O Fórum Sul-Asiático para o Meio Ambiente fez algumas melhorias tecnológicas na chamada “agricultura flutuante resistente ao clima”. As balsas de bambu agora são maiores e mais pesadas para resistir às tempestades; coberturas plásticas e redes de sombra protegem as plantas frágeis; e bombas movidas a energia solar coletam água da chuva para irrigar as mudas.
A organização fez parceria com institutos de pesquisa locais para fornecer aos agricultores sementes resistentes ao clima e transmitir conhecimentos sobre controle de pragas.
NA ÍNDIA E EM BANGLADESH, BALSAS FLUTUANTES MANTÊM AS MUDAS DE PLANTAS ACIMA DA SUPERFÍCIE DURANTE AS CHEIAS DAS MONÇÕES.
A diretora de comunicações, Amrita Chatterjee, afirma que isso pode se tornar mais urgente, já que estamos enfrentando períodos de calor extremo – como neste verão, quando a temperatura atingiu 45º Celsius em algumas regiões.
A ideia tem ajudado a combater a insegurança alimentar, especialmente em um momento em que as monções estão cada vez mais imprevisíveis, segundo Chatterjee. As balsas também foram úteis quando o estado indiano de Bengala Ocidental foi atingido por um ciclone em meio à pandemia de Covid-19, em 2020.
Agricultores que utilizam balsas agora estão se alimentando e vendendo excedentes nos mercados locais. A organização espera que a ideia possa ser ampliada para torná-la comercialmente viável.
O conceito de fazendas flutuantes certamente será expandido nas próximas décadas no Sudeste Asiático. No entanto, ensinar sobre a tecnologia pode ser um obstáculo em alguns lugares, observa Craig Jenkins, professor de sociologia na Universidade Estadual de Ohio.
De volta a Roterdã, os proprietários da Floating Farm citam várias razões para investir em fazendas na água. A urbanização concentra mais pessoas nas cidades, tornando lógico trazer fontes de alimentos para mais perto delas. Também apontam que as condições extremas causadas pelas mudanças climáticas tornam sua abordagem essencial para alimentar cidades.
Jake Boswell, professor de arquitetura paisagística na Universidade Estadual de Ohio, sugere que o sucesso das fazendas flutuantes varia de acordo com a região. Enquanto grande parte da população mundial vive em áreas costeiras, apenas algumas dessas comunidades cultivam em áreas propensas a inundações ou tempestades.

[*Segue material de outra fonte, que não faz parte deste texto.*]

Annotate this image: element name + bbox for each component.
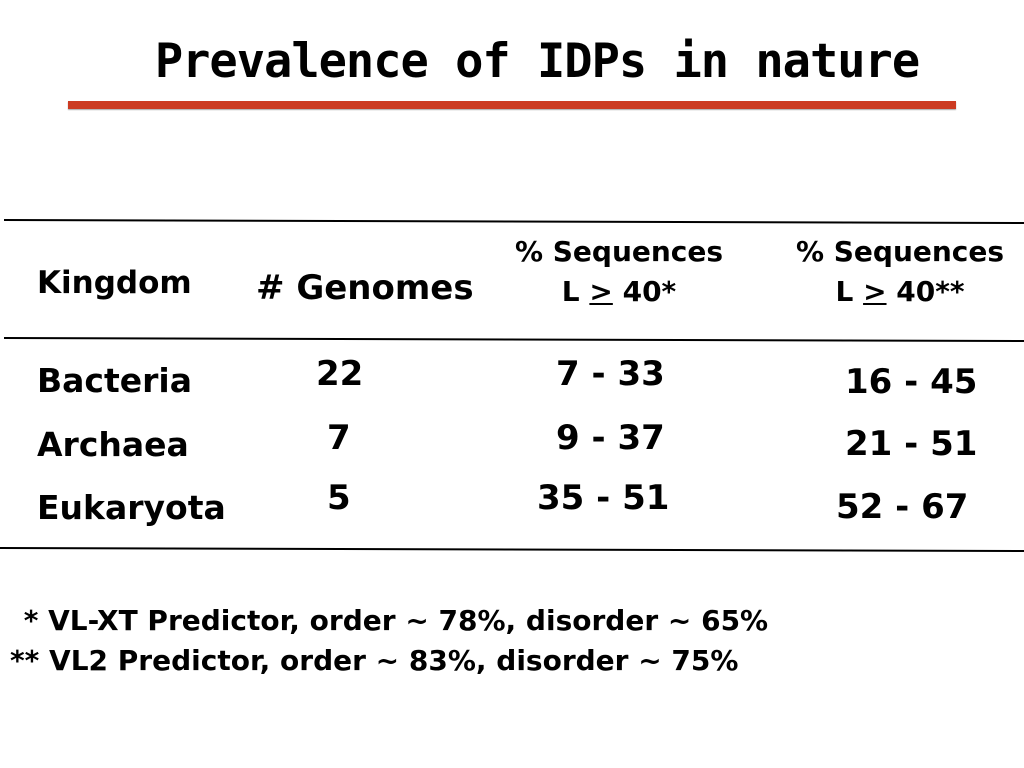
cell-seq1-bacteria: 7 - 33 (556, 354, 665, 394)
cell-seq2-eukaryota: 52 - 67 (836, 487, 969, 527)
greater-equal-symbol: > (589, 275, 613, 308)
header-sequences-vl2-line2: L > 40** (835, 275, 965, 308)
footnote-vlxt: * VL-XT Predictor, order ~ 78%, disorder… (14, 604, 769, 637)
cell-genomes-eukaryota: 5 (327, 478, 351, 518)
cell-seq1-archaea: 9 - 37 (556, 418, 665, 458)
header-sequences-vlxt: % Sequences L > 40* (508, 232, 730, 312)
table-header-rule (3, 337, 1024, 343)
header-kingdom: Kingdom (37, 265, 192, 301)
slide-title: Prevalence of IDPs in nature (154, 34, 920, 89)
table-top-rule (3, 219, 1024, 225)
footnote-vl2: ** VL2 Predictor, order ~ 83%, disorder … (10, 644, 739, 677)
table-bottom-rule (0, 547, 1024, 553)
header-sequences-vl2: % Sequences L > 40** (789, 232, 1011, 312)
row-label-eukaryota: Eukaryota (37, 488, 226, 527)
cell-seq1-eukaryota: 35 - 51 (537, 478, 670, 518)
title-underline-rule (68, 101, 956, 109)
cell-seq2-bacteria: 16 - 45 (845, 362, 978, 402)
row-label-archaea: Archaea (37, 425, 189, 464)
greater-equal-symbol: > (863, 275, 887, 308)
row-label-bacteria: Bacteria (37, 361, 192, 400)
header-sequences-vlxt-line2: L > 40* (561, 275, 677, 308)
cell-seq2-archaea: 21 - 51 (845, 424, 978, 464)
header-sequences-vlxt-line1: % Sequences (514, 235, 724, 268)
header-sequences-vl2-line1: % Sequences (795, 235, 1005, 268)
cell-genomes-archaea: 7 (327, 418, 351, 458)
cell-genomes-bacteria: 22 (316, 354, 364, 394)
header-genomes: # Genomes (256, 268, 474, 308)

Isso pode tornar mais econômico investir em habitações flutuantes em vez de fazendas para se adaptar ao aumento do nível do mar. “A [fazenda flutuante] de Roterdã é interessante como demonstração, mas seria difícil vê-la como um projeto escalável.”
Os proprietários da Floating Farm já estão planejando expandir além da pecuária. Eles pretendem construir uma segunda fazenda flutuante no mesmo porto para agricultura vertical – cultivo de vegetais em ambientes fechados, sob luzes, em pilhas de canteiros irrigados com água purificada, em parte, com o calor do esterco das vacas.
Minke Van Wingerden vê a agricultura na água como uma resposta viável a inundações e ao aumento do nível do mar, e como uma forma de trazer a produção de alimentos para mais perto dos consumidores, ou seja, diminuir a pegada de carbono.
“Com fazendas flutuantes, ficamos mais adaptados ao clima”, afirma Van Wingerden. “Dessa forma, é possível continuar produzindo alimentos frescos e saudáveis para as cidades.”